Падме назвала его полным именем, что крайне редко можно было услышать от неё во времена, когда они были вместе. Обычно Амидала нежно величала его «Эни» или как-то ещё более ласково, так, словно до сих пор говорила с тем несмышлёным мальчишкой-рабом с Татуина, хотя, он ведь уже давно вырос. И то, что Падме, вдруг, внезапно перешла на столь официальный тон было не только абсолютно понятно, но и достаточно о многом говорило. Вся её ласка, забота, её нежность и любовь, все её чувства умерли в тот самый день, когда от рук «лучшей подруги» в неравной борьбе за мужчину чуть не погибла она сама, когда «Энакин» сделал роковой выбор в пользу ученицы, а не собственной жены. Впрочем, в этой холодной официальности слишком «грешный» перед обеими своими женщинами генерал уж никак не мог её винить. Как собственно не желал и не думал опровергать абсолютно оправданное решение Амидалы бросить его. Сейчас пытаться что-то спасти было уже бессмысленно, хотя, не столько бессмысленно и бесполезно, сколько лицемерно низко и мерзко.
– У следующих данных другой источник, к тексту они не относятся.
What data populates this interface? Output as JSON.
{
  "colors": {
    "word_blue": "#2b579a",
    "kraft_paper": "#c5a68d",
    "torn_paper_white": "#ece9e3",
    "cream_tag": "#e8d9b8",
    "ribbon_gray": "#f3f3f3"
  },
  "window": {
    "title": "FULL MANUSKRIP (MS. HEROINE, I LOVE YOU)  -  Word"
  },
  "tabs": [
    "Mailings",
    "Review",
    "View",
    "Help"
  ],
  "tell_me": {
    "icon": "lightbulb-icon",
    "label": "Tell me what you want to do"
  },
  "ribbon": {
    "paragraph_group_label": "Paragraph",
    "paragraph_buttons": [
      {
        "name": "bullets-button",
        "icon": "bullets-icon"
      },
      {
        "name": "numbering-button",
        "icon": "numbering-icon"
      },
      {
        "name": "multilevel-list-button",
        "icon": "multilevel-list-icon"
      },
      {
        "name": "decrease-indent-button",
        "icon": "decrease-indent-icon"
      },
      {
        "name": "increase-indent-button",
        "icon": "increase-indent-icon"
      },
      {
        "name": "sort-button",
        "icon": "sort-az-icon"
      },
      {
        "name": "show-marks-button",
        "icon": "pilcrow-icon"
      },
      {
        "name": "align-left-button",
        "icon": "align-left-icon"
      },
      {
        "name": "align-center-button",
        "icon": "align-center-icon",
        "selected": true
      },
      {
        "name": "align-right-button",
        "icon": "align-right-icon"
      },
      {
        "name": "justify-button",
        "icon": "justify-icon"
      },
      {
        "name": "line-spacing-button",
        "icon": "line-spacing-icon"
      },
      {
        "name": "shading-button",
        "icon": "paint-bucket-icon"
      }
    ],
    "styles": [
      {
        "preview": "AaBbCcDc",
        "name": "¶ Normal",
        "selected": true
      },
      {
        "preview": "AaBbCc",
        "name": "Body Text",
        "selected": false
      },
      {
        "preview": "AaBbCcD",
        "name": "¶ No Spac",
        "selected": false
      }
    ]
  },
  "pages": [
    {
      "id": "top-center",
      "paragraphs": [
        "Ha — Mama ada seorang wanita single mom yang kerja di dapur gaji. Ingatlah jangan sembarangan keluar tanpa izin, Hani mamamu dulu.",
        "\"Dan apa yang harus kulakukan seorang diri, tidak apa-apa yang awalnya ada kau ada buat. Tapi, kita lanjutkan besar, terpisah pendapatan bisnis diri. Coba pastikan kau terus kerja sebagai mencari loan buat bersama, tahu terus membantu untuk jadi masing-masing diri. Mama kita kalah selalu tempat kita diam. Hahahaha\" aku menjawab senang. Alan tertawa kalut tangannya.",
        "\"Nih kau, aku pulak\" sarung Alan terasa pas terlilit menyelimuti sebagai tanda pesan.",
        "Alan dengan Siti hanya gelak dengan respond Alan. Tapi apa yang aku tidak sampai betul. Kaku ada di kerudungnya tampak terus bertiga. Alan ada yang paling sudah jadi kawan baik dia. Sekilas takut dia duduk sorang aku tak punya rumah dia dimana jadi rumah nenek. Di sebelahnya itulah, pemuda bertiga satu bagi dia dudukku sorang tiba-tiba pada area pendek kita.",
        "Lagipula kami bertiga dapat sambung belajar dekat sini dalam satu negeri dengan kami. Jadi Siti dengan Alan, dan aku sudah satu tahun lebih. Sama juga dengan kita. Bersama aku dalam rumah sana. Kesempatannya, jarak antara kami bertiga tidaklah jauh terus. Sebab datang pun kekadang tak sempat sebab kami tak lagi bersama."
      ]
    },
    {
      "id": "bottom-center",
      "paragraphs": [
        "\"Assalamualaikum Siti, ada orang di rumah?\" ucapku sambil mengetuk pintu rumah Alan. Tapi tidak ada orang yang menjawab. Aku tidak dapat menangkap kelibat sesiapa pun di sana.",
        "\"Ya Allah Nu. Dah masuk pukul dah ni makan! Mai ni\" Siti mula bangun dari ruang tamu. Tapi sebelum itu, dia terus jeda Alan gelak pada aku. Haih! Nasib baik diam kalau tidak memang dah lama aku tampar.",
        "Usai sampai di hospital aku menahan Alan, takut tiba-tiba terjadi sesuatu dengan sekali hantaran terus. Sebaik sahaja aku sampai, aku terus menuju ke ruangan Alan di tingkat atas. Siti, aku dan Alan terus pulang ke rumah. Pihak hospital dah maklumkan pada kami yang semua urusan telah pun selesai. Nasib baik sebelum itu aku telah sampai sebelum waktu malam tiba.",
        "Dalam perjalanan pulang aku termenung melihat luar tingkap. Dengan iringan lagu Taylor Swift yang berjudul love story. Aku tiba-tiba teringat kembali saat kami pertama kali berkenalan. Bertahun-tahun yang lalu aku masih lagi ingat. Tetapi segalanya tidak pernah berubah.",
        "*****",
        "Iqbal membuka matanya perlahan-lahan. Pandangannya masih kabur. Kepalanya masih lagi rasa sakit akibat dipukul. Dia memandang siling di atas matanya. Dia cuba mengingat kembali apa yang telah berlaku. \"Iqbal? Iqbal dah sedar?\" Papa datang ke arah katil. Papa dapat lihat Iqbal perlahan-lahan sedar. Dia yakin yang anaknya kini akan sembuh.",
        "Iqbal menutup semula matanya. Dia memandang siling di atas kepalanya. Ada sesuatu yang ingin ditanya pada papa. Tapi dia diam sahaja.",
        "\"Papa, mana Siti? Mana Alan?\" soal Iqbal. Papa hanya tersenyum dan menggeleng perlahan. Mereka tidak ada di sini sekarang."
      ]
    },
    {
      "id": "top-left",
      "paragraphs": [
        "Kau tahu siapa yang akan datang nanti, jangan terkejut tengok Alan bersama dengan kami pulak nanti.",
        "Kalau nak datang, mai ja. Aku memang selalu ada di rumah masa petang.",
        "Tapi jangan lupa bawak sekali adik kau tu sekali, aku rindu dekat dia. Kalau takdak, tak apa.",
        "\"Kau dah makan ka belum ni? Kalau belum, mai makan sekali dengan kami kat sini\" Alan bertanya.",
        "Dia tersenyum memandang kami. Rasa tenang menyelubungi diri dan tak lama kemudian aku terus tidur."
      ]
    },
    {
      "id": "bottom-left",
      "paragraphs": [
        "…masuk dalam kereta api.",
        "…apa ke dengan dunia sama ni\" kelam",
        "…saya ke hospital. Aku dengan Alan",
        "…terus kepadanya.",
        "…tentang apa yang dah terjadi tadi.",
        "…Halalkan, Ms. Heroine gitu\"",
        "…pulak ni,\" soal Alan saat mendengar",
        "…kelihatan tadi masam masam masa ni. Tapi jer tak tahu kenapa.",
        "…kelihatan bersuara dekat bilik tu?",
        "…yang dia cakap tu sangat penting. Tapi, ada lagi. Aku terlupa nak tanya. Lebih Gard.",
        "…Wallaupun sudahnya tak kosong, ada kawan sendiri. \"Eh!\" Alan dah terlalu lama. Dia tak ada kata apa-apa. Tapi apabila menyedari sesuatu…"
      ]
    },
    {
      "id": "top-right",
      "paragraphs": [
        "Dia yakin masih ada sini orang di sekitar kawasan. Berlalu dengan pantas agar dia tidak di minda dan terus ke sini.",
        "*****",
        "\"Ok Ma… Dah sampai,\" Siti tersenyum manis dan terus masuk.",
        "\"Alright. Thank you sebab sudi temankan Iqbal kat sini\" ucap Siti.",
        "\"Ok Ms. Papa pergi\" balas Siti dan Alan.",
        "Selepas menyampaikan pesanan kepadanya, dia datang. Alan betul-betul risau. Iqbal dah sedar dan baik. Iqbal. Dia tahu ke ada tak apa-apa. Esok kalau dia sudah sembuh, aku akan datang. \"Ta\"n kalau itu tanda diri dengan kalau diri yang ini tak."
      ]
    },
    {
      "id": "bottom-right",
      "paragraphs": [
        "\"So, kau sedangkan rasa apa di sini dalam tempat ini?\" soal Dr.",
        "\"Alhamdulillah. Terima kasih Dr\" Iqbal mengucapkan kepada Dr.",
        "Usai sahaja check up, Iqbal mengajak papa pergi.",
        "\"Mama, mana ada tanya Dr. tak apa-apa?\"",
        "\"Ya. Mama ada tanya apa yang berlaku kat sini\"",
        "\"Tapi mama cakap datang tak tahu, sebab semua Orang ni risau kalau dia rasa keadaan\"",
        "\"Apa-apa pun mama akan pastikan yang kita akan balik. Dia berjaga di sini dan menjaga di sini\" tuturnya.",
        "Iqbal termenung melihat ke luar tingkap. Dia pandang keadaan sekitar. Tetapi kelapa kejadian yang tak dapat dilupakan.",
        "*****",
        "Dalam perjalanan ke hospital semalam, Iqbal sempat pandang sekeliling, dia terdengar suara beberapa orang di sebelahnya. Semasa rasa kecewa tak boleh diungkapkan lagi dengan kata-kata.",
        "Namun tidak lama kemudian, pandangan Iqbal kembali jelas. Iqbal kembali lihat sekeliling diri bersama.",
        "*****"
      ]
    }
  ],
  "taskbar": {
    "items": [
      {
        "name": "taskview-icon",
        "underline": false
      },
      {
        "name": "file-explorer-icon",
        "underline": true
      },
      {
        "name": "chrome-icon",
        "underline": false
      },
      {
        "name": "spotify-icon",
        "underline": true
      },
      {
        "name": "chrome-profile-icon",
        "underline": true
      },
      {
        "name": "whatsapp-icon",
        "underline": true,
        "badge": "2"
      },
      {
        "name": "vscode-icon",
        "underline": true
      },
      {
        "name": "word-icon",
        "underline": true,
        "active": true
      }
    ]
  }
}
Каждый из них троих сделал свой выбор, и пути назад не было, оставалось лишь расхлёбывать последствия всего совершённого и решать болезненные проблемы, которые требовали какого-то обязательного вмешательства. И Энакин не стал спорить, не стал говорить ещё хоть чего-то лишнего или как-то более болезненно для Падме раздувать ситуацию удлиняя этот крайне неприятный, но необходимый диалог.